How It Works in Practice
Strong fallback design starts with the assumption that the primary authenticator will fail sometimes. Users lose phones, device-bound credentials expire, sync providers misbehave, and enterprise-managed endpoints get reimaged. The goal is to preserve access without downgrading assurance. Best practice is evolving, but current guidance suggests that fallback should be step-up verified, time bounded, and monitored with the same logging and approval rigor as the primary sign-in path.
In practical terms, organisations should classify recovery options by risk and use the strongest available method first. A well-designed fallback may include:
- Recovery codes stored separately from the main device and protected like sensitive secrets.
- Secondary passkeys on an alternate device or platform, with explicit enrollment controls.
- Help desk recovery that requires identity proofing, manager approval, or out-of-band verification.
- Temporary access grants with short time-to-live and mandatory re-enrollment after use.
- Alerting on recovery events so unusual fallback use is reviewed quickly.
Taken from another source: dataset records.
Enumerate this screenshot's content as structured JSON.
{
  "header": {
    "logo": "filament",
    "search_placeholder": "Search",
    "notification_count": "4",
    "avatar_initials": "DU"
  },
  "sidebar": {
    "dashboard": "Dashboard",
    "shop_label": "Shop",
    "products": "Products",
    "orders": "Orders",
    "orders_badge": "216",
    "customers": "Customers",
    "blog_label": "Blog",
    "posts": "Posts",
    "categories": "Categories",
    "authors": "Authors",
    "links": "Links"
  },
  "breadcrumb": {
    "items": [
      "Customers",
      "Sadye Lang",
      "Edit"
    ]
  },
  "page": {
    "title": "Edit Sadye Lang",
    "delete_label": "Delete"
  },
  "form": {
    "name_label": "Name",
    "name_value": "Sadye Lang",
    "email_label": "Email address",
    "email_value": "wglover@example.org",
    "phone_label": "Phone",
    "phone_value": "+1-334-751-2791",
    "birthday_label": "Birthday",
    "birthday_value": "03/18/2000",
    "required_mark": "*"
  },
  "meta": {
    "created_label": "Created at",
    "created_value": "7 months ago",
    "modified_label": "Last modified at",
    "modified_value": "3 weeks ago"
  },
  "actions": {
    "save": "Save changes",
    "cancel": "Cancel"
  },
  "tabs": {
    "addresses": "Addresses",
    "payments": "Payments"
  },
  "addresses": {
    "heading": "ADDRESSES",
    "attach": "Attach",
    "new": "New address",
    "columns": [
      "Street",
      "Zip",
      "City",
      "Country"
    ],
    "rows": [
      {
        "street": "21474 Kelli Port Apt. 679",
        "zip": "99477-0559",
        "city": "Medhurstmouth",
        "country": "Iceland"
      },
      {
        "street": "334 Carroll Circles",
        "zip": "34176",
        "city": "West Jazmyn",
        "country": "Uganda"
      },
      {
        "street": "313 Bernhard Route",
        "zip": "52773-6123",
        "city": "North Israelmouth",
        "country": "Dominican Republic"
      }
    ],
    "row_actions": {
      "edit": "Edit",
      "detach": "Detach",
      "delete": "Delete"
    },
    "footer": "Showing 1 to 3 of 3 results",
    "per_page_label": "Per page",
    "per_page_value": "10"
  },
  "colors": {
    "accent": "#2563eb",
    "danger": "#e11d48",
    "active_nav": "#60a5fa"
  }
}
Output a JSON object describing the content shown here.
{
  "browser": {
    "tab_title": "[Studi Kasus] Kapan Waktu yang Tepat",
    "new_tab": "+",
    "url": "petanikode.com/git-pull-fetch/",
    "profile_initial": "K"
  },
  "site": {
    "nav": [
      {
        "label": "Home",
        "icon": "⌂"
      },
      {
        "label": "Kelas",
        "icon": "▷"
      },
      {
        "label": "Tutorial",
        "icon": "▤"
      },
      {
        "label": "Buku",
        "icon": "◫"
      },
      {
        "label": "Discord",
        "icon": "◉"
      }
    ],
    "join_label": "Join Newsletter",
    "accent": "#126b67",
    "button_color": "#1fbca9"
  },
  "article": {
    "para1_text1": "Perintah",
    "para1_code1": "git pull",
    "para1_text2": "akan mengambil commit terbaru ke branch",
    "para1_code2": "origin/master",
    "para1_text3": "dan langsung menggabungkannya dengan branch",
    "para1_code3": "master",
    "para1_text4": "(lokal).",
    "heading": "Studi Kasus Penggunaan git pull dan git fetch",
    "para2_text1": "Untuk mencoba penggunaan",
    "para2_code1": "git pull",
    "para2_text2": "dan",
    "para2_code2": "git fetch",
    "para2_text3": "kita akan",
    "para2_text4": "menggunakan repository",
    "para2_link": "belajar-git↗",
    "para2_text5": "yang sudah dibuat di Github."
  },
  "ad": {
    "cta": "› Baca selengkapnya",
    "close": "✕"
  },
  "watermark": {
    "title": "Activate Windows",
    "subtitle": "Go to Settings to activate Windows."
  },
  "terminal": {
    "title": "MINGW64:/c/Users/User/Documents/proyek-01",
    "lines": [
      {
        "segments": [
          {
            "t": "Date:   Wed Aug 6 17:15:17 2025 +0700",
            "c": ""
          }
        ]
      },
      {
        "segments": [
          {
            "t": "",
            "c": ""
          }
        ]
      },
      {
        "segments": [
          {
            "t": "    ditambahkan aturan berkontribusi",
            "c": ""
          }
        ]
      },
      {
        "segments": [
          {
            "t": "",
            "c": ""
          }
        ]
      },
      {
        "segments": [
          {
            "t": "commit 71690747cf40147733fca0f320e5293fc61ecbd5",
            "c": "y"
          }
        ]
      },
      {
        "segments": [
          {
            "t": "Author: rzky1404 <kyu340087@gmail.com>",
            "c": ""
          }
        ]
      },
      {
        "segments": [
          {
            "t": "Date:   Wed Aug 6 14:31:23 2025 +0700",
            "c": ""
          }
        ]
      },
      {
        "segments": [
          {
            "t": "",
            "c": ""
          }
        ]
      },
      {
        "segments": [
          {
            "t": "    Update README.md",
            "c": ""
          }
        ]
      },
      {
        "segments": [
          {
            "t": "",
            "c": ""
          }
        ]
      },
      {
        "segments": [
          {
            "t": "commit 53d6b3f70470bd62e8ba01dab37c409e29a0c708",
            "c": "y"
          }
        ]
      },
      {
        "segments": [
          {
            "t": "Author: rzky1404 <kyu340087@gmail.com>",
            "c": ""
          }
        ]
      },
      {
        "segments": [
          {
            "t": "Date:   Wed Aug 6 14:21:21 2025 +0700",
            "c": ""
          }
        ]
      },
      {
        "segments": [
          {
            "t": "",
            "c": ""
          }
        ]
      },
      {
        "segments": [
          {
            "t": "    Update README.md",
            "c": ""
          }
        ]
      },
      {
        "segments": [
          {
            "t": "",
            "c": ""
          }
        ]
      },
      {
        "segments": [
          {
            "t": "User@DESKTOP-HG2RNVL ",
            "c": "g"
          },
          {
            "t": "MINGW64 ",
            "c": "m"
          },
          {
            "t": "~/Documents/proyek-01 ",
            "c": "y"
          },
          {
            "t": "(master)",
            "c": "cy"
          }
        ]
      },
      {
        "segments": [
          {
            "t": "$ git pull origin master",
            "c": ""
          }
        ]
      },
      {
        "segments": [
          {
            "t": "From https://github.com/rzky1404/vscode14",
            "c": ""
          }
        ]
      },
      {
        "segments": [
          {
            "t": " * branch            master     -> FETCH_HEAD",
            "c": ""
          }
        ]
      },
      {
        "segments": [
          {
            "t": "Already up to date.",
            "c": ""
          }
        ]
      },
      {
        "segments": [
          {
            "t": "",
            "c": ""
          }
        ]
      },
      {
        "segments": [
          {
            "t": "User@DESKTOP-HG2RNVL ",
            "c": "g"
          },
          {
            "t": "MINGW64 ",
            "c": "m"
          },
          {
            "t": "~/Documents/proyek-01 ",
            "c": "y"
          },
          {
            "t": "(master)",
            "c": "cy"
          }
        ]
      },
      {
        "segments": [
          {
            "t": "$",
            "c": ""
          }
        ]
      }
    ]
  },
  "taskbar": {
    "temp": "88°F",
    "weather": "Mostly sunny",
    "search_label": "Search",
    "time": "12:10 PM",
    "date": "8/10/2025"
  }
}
This is where policy matters as much as technology. Under NIST SP 800-53 Rev 5 Security and Privacy Controls, organisations can map recovery to authentication assurance, incident logging, and access enforcement rather than leaving it to support discretion. The same lifecycle logic appears in NHIMG’s Ultimate Guide to NHIs — Standards, which is useful because fallback in identity systems behaves like any other privileged exception: it must be governed, not merely enabled. These controls tend to break down when password resets, shared help desk scripts, or untracked exception approvals are used in high-volume consumer or contractor environments because operational convenience overtakes assurance.
Common Variations and Edge Cases
Tighter fallback controls often increase support burden, requiring organisations to balance recovery speed against abuse resistance. That tradeoff is especially visible where users depend on consumer cloud sync, shared workstations, or regulated contact centres. There is no universal standard for this yet, but current guidance suggests that the fallback path should never be easier to exploit than the passkey itself.
Edge cases matter. For example, high-assurance enterprises may prohibit SMS entirely because SIM swap risk is too high. Others allow SMS only as a last resort with a cooling-off period and additional verification. Some organisations use backup codes, but those codes become high-value secrets and must be stored offline or in a separate vault. In regulated environments, recovery may need fraud review, identity proofing, or documented exceptions before access is restored. NHI Management Group’s research on secrets exposure shows why this discipline matters: the Ultimate Guide to NHIs — Standards notes that weak lifecycle handling is a common failure mode across identity systems, not just machine accounts. For security teams, the practical rule is simple: if fallback is faster, easier, or less monitored than the passkey path, it is no longer a fallback, it is the attack path.
Standards & Framework Alignment
This section maps relevant standards and security frameworks to the operational risks and controls described in this guidance.
OWASP Non-Human Identity Top 10 address the attack and risk surface, while NIST SP 800-63, NIST CSF 2.0 and NIST Zero Trust (SP 800-207) set the governance and control requirements practitioners need to meet.
| Framework | Control / Reference | Relevance |
|---|---|---|
| NIST SP 800-63 | Covers recovery and assurance within the digital identity lifecycle. | |
| NIST CSF 2.0 | PR.AA | Authentication assurance depends on secure recovery and reauthentication. |
| OWASP Non-Human Identity Top 10 | NHI-08 | Fallback credentials and recovery secrets must be governed like privileged secrets. |
| NIST Zero Trust (SP 800-207) | AC-6 | Least privilege should apply to all recovery and exception paths. |
Treat fallback as part of identity assurance and require step-up verification before recovery.